Together with the University of Liverpool, The White Review invites you to an evening of readings and discussion with US-based poet and psychoanalyst, Nuar Alsadir. Alsadir, the current Hope Street Writer in Residence, will be joined by interdisciplinary writer Jay Bernard. The event, which will take place at Tate Liverpool, marks the third year of our collaboration with the Centre for New and International Writing. The event will begin promptly at 6 p.m., and will be followed by a wine reception and book signing. Please book early to avoid disappointment! Tickets are available here.

 

Nuar Alsadir is a poet, essayist and psychoanalyst. She is the author of the poetry collections FourthPerson Singular (Pavilion Poetry, 2017), a finalist for the National Book Critics Circle Award and the Forward Prize for Best Collection; and More Shadow Than Bird (Salt Publishing, 2012).

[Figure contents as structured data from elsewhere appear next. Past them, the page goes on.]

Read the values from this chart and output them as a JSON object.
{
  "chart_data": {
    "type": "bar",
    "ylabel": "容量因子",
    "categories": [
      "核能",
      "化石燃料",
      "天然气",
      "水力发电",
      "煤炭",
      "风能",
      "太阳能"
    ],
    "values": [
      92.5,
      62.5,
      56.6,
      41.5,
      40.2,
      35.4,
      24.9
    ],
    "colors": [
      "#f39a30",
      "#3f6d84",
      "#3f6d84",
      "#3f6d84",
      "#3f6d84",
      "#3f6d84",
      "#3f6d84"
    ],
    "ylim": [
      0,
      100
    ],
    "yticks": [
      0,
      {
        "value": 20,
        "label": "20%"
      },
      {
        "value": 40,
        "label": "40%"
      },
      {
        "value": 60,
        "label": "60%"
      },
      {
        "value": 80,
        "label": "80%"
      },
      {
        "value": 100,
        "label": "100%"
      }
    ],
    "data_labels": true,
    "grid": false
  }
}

Her poems and essays have appeared in numerous publications, including Granta, BOMB, The New York Times Magazine, The Kenyon Review, Poetry London and The Poetry Review. She is a fellow at The New York Institute for the Humanities and works as a psychotherapist and psychoanalyst in private practice in New York.

 

Jay Bernard (FRSL FRSA) is a writer from London. Their work is interdisciplinary, critical, queer and rooted in the archive. They won the 2018 Ted Hughes Award for Surge: Side A, a cross-disciplinary exploration of the New Cross Fire in 1981. Jay’s short film Something Said has screened in the UK and internationally, including Aesthetica and Leeds International Film Festival (where it won best experimental and best queer short respectively), Sheffield DocFest and CinemAfrica. Jay is a programmer at BFI Flare, an archivist at Mayday Rooms and resident artist at Raven Row. Their first collection, Surge, is out with Chatto and Windus in 2019.